There are a number of barriers that students with learning disabilities must face on a daily basis. According to Fionulala Duggan, a writer for The Guardian, a shocking statistic is: “students with disabilities are three times less likely to hold any qualifications than non-disabled individuals.” This is where technology comes into play. Technology in the form of assistive technology (AT) can increase participation and enrich environments to promote cognitive growth among these students. Spell check, text to speech and speech to text programs are some of the computerized programs that play an integral role in leveling the playing field for students with learning disabilities.
Assistive technologies are tools and devices that make it easier for children with disabilities to participate in day-to-day activities and (especially in the case of education) learn. These devices come in a number of different forms to assist students with varying disabilities. It is of particular interest to me that many assistive technologies are unknown to the general population. Addressing the use of these technologies should become a focus within educational institutions, as taking full advantage of assistive devices can change education for the better.
A list of some of the common assistive technologies are:
Each of the above technologies assists individuals in differing ways. Students with learning disabilities such as dyslexia, attention deficit disorder or dysgraphia would each benefit from these devices in unique ways. However, much to my shock, I have heard many people talk about devices such as these in negative ways – referring to them as having negative effects on students, such as making them lazy. It seems to me that many people are ignorant toward the essential use of these devices – for some students it is not a choice but rather a necessity.
Another negative believe surrounding the use of a particular assistive technology, spell check, is the common perception that spell check is responsible for today’s youths’ inability to spell properly. This is a belief that I have heard expressed by parents, teachers and even some students. And while this may be the case, spell check is an assistive tool that is capable of replacing a missing or impaired ability of student with a learning disability. Text to speech and speech to text are additional technologies that text help students who may have difficulty reading and writing.
The assistive technologies I found most intriguing are: devices that organize thought. There are pen-based devices known as the Livescribe Pulse Smart Pen, which is a device that allows students to record everything they write, hear or say and then transfer this information onto their computer in both audio and note format. This is a huge advancement in technology that I believe can help reduce the anxiety many students feel and encourage success for students.
As a society we easily dismiss things without taking the heterogeneity of individuals into account. What one person finds essential others could live without – for example spell check. It is important to recognize that many devices are created to assist those who lack the ability to do certain tasks themselves. Assistive devices are created to assist – and the use of them should not categorize an individual as lazy.
Technology is providing an opportunity to personalize education. People learn in different ways – some are visual learners, while others can retain information just by ear. The opportunity to personalize education will benefit students as a whole, but most importantly students with learning disabilities.
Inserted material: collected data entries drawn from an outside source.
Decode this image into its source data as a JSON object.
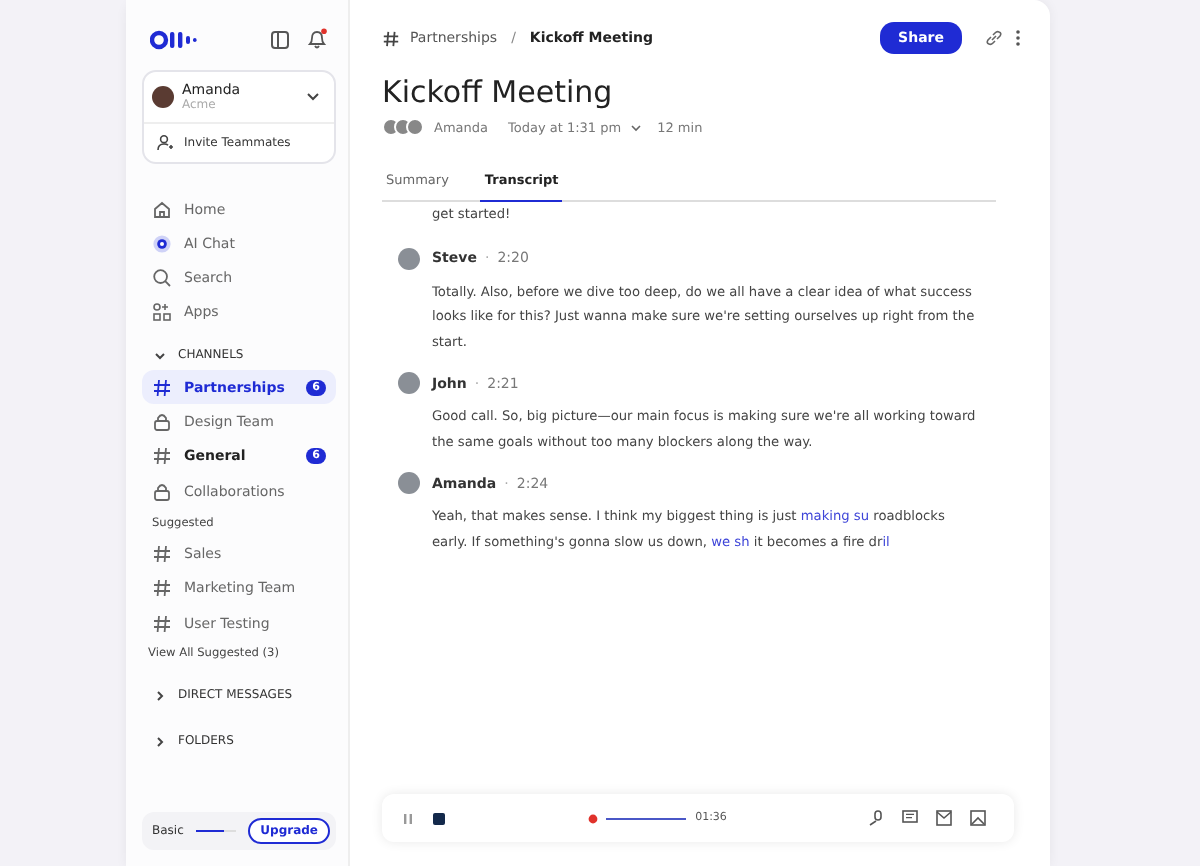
{
  "sidebar": {
    "account": {
      "name": "Amanda",
      "org": "Acme",
      "action": "Invite Teammates"
    },
    "nav": [
      {
        "label": "Home",
        "kind": "home"
      },
      {
        "label": "AI Chat",
        "kind": "chat"
      },
      {
        "label": "Search",
        "kind": "search"
      },
      {
        "label": "Apps",
        "kind": "apps"
      }
    ],
    "channels_heading": "CHANNELS",
    "channels": [
      {
        "label": "Partnerships",
        "kind": "hash",
        "selected": true,
        "unread": true,
        "badge": "6"
      },
      {
        "label": "Design Team",
        "kind": "lock",
        "selected": false,
        "unread": false
      },
      {
        "label": "General",
        "kind": "hash",
        "selected": false,
        "unread": true,
        "badge": "6"
      },
      {
        "label": "Collaborations",
        "kind": "lock",
        "selected": false,
        "unread": false
      }
    ],
    "suggested_heading": "Suggested",
    "suggested": [
      {
        "label": "Sales"
      },
      {
        "label": "Marketing Team"
      },
      {
        "label": "User Testing"
      }
    ],
    "view_all": "View All Suggested (3)",
    "sections": [
      {
        "label": "DIRECT MESSAGES",
        "expanded": false
      },
      {
        "label": "FOLDERS",
        "expanded": false
      }
    ],
    "plan": {
      "label": "Basic",
      "level": 0.7,
      "button": "Upgrade"
    }
  },
  "header": {
    "channel": "Partnerships",
    "separator": "/",
    "page": "Kickoff Meeting",
    "share": "Share"
  },
  "meeting": {
    "title": "Kickoff Meeting",
    "owner": "Amanda",
    "date": "Today at 1:31 pm",
    "duration": "12 min"
  },
  "tabs": [
    {
      "label": "Summary",
      "selected": false
    },
    {
      "label": "Transcript",
      "selected": true
    }
  ],
  "transcript": {
    "lead": "get started!",
    "entries": [
      {
        "speaker": "Steve",
        "separator": "·",
        "time": "2:20",
        "segments": [
          {
            "text": "Totally. Also, before we dive too deep, do we all have a clear idea of what success looks like for this? Just wanna make sure we're setting ourselves up right from the start.",
            "live": false
          }
        ]
      },
      {
        "speaker": "John",
        "separator": "·",
        "time": "2:21",
        "segments": [
          {
            "text": "Good call. So, big picture—our main focus is making sure we're all working toward the same goals without too many blockers along the way.",
            "live": false
          }
        ]
      },
      {
        "speaker": "Amanda",
        "separator": "·",
        "time": "2:24",
        "segments": [
          {
            "text": "Yeah, that makes sense. I think my biggest thing is just ",
            "live": false
          },
          {
            "text": "making su",
            "live": true
          },
          {
            "text": " roadblocks early. If something's gonna slow us down, ",
            "live": false
          },
          {
            "text": "we sh",
            "live": true
          },
          {
            "text": " it becomes a fire dr",
            "live": false
          },
          {
            "text": "il",
            "live": true
          }
        ]
      }
    ]
  },
  "player": {
    "elapsed": "01:36"
  }
}
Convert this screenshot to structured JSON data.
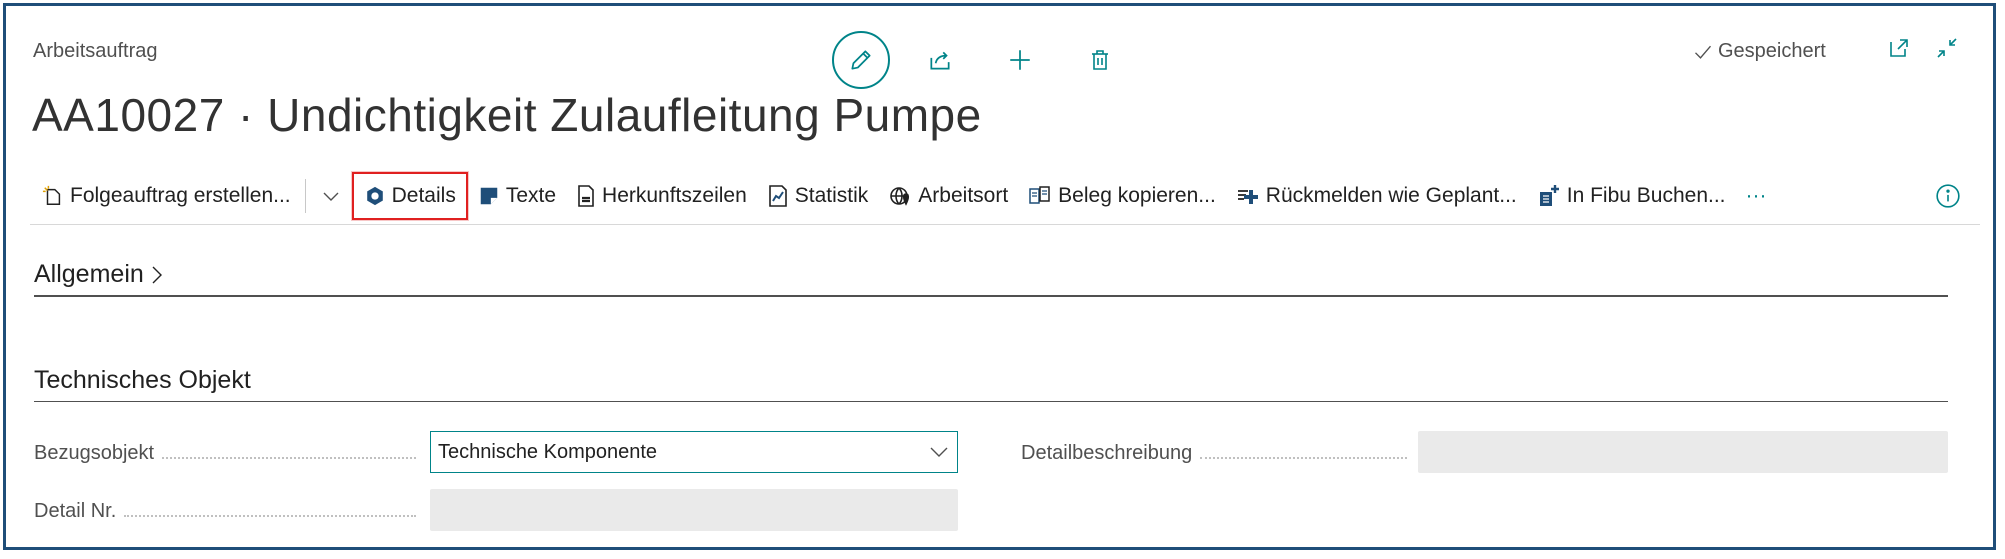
{
  "header": {
    "breadcrumb": "Arbeitsauftrag",
    "title": "AA10027 · Undichtigkeit Zulaufleitung Pumpe",
    "status": "Gespeichert"
  },
  "top_actions": {
    "edit_icon": "pencil-icon",
    "share_icon": "share-icon",
    "new_icon": "plus-icon",
    "delete_icon": "trash-icon",
    "open_new_window_icon": "open-new-window-icon",
    "collapse_icon": "collapse-icon"
  },
  "actions": {
    "folgeauftrag": "Folgeauftrag erstellen...",
    "details": "Details",
    "texte": "Texte",
    "herkunftszeilen": "Herkunftszeilen",
    "statistik": "Statistik",
    "arbeitsort": "Arbeitsort",
    "beleg": "Beleg kopieren...",
    "rueckmelden": "Rückmelden wie Geplant...",
    "fibu": "In Fibu Buchen...",
    "more": "···"
  },
  "sections": {
    "allgemein": "Allgemein",
    "technisches_objekt": "Technisches Objekt"
  },
  "fields": {
    "bezugsobjekt_label": "Bezugsobjekt",
    "bezugsobjekt_value": "Technische Komponente",
    "detail_nr_label": "Detail Nr.",
    "detail_nr_value": "",
    "detailbeschreibung_label": "Detailbeschreibung",
    "detailbeschreibung_value": ""
  },
  "colors": {
    "accent": "#008489",
    "highlight": "#e02020",
    "frame": "#1f4e79"
  }
}
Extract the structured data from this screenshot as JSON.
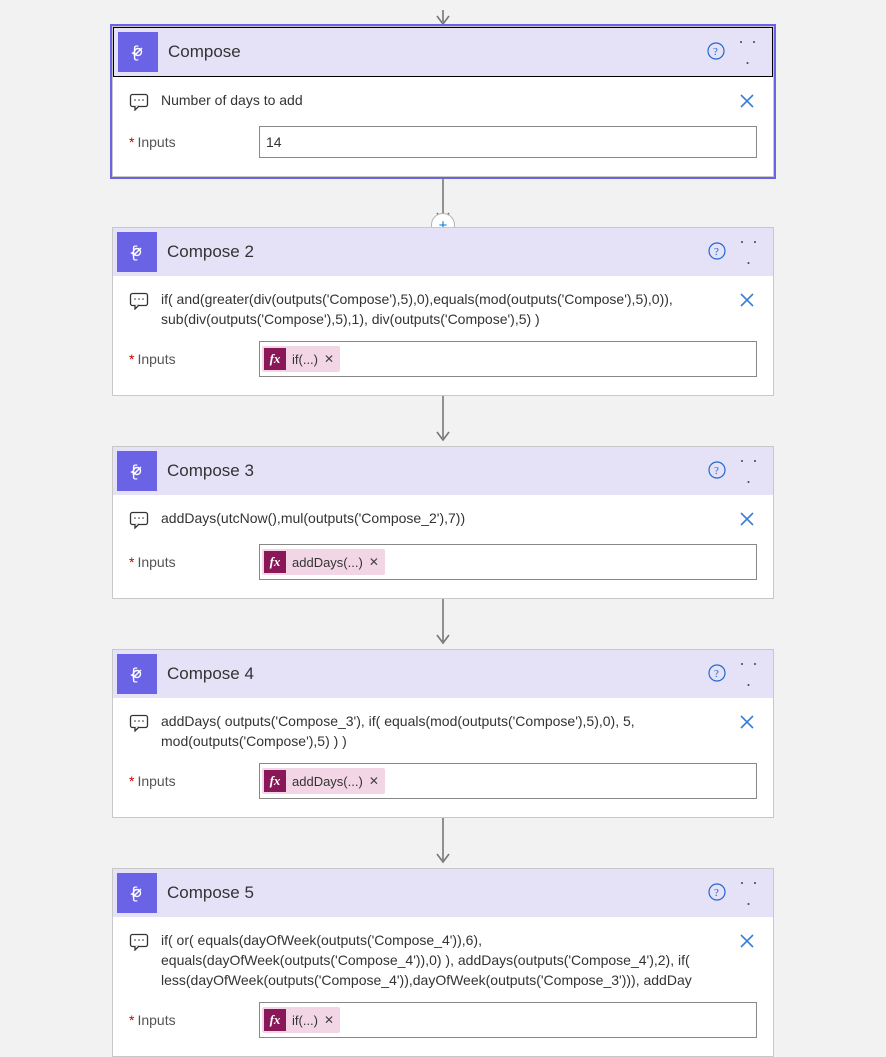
{
  "labels": {
    "inputs": "Inputs"
  },
  "actions": [
    {
      "title": "Compose",
      "selected": true,
      "showPlusAfter": true,
      "comment": "Number of days to add",
      "inputType": "text",
      "inputValue": "14"
    },
    {
      "title": "Compose 2",
      "selected": false,
      "showPlusAfter": false,
      "comment": "if( and(greater(div(outputs('Compose'),5),0),equals(mod(outputs('Compose'),5),0)), sub(div(outputs('Compose'),5),1), div(outputs('Compose'),5) )",
      "inputType": "pill",
      "pillLabel": "if(...)"
    },
    {
      "title": "Compose 3",
      "selected": false,
      "showPlusAfter": false,
      "comment": "addDays(utcNow(),mul(outputs('Compose_2'),7))",
      "inputType": "pill",
      "pillLabel": "addDays(...)"
    },
    {
      "title": "Compose 4",
      "selected": false,
      "showPlusAfter": false,
      "comment": "addDays( outputs('Compose_3'), if( equals(mod(outputs('Compose'),5),0), 5, mod(outputs('Compose'),5) ) )",
      "inputType": "pill",
      "pillLabel": "addDays(...)"
    },
    {
      "title": "Compose 5",
      "selected": false,
      "showPlusAfter": false,
      "comment": "if( or( equals(dayOfWeek(outputs('Compose_4')),6), equals(dayOfWeek(outputs('Compose_4')),0) ), addDays(outputs('Compose_4'),2), if( less(dayOfWeek(outputs('Compose_4')),dayOfWeek(outputs('Compose_3'))), addDay",
      "inputType": "pill",
      "pillLabel": "if(...)"
    }
  ]
}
Take for example a student with attention deficit disorder (ADD) who may have a difficult time listening to teachers for long periods of time, having the opportunity to create an interactive learning environment for these individuals may enhance their ability to learn. Rather than sitting and listening to a teacher lecture for an hour integrating videos and other interactive activities may help hold the attention span of students.
Online courses are an additional way to personalize education. Students taking these courses have the ability to move at their own pace, students who find the content easy are able to get ahead while those who need to move at a slower pace are able to do so as well.
As fully capable learners it is easy to dismiss the use of technology within education as unnecessary. However, the immense difference it can make for a student with a learning disability is undeniable. It is imperative to take different learning styles and abilities into account next time you have a conversation surrounding the use of technology in education. Testing and implementing technology within the classroom should be encouraged to observe the beneficial results it may have for students with learning disabilities. If we are able to make learning easier and more accessible for students with learning disabilities then in my opinion it is more than worth the cost, as we are making a difference and changing the lives of many individuals. Overall, the introduction of technology into education is a significant step in making education more inclusive to all.